This, the 24 cm Mörser M.98, can be seen as the big little sister of all the famous Skoda Howitzers, the first in a line of very impressive and deadly pieces of artillery. It can be seen as a sort of "missing link" in the development of the heavy Austro-Hungarian artillery. It can be seen either as the last of the older Siege Mortar (indeed, its original designation was Belagerungsmörser M.1898) or as the first of the big Skoda Howitzers.
The M.98 weighed some 9.3 tons in firing position. It was always transported in a disassembled state. When moved, it was broken down into four packs, that each was pulled either by horse or motor vehicles. (Some of the units that used motorized transport was the 1st, 2nd and 3rd Heavy Field Artillery Regiments - Schwere Feld Artillerie Regiment.)
The deployment of the gun was "comparatively fast", to quote a contemporary Austrian source.
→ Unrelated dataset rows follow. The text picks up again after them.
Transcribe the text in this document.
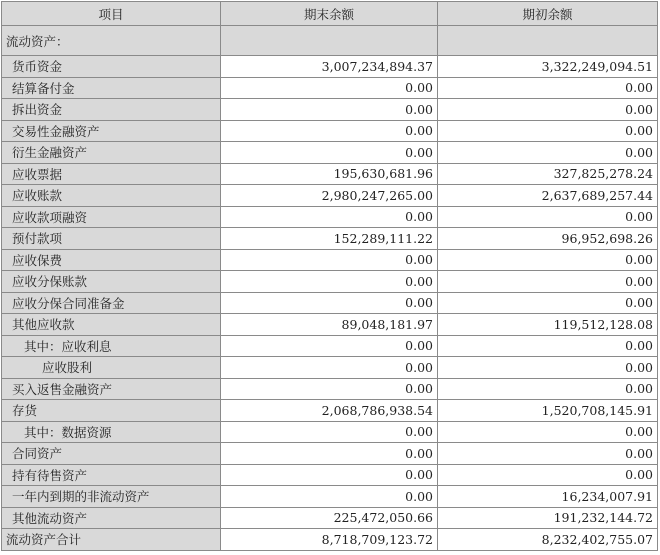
项目	期末余额	期初余额
流动资产：		
货币资金	3,007,234,894.37	3,322,249,094.51
结算备付金	0.00	0.00
拆出资金	0.00	0.00
交易性金融资产	0.00	0.00
衍生金融资产	0.00	0.00
应收票据	195,630,681.96	327,825,278.24
应收账款	2,980,247,265.00	2,637,689,257.44
应收款项融资	0.00	0.00
预付款项	152,289,111.22	96,952,698.26
应收保费	0.00	0.00
应收分保账款	0.00	0.00
应收分保合同准备金	0.00	0.00
其他应收款	89,048,181.97	119,512,128.08
其中：应收利息	0.00	0.00
应收股利	0.00	0.00
买入返售金融资产	0.00	0.00
存货	2,068,786,938.54	1,520,708,145.91
其中：数据资源	0.00	0.00
合同资产	0.00	0.00
持有待售资产	0.00	0.00
一年内到期的非流动资产	0.00	16,234,007.91
其他流动资产	225,472,050.66	191,232,144.72
流动资产合计	8,718,709,123.72	8,232,402,755.07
The length of the barrel was 2180mm, it could be elevated between +44° and +65°. It had a traverse of 16°. The Mörser could shoot a 133kg heavy HE shell some 6.500 meters. The muzzle velocity was 278m/sec. It needed a crew of 6 men, and could also be equipped with a shield for the crew.
At the start of the Great War in August 1914, the Austro-Hungarian Army had 12 24cm Mörser Batteries in Service (each Battery consisting of 4 guns), all in all some 96 guns. (As was the case with the Austro-Hungarian Artillery in general, there was problems regarding the supply of ammunition: only some 400 shells per gun were available.) This number decreased as the war progressed. In January 1917 only some 30 M.98s were in use, and a year later it had decreased even further, to only 2 batteries (8 guns) were still active.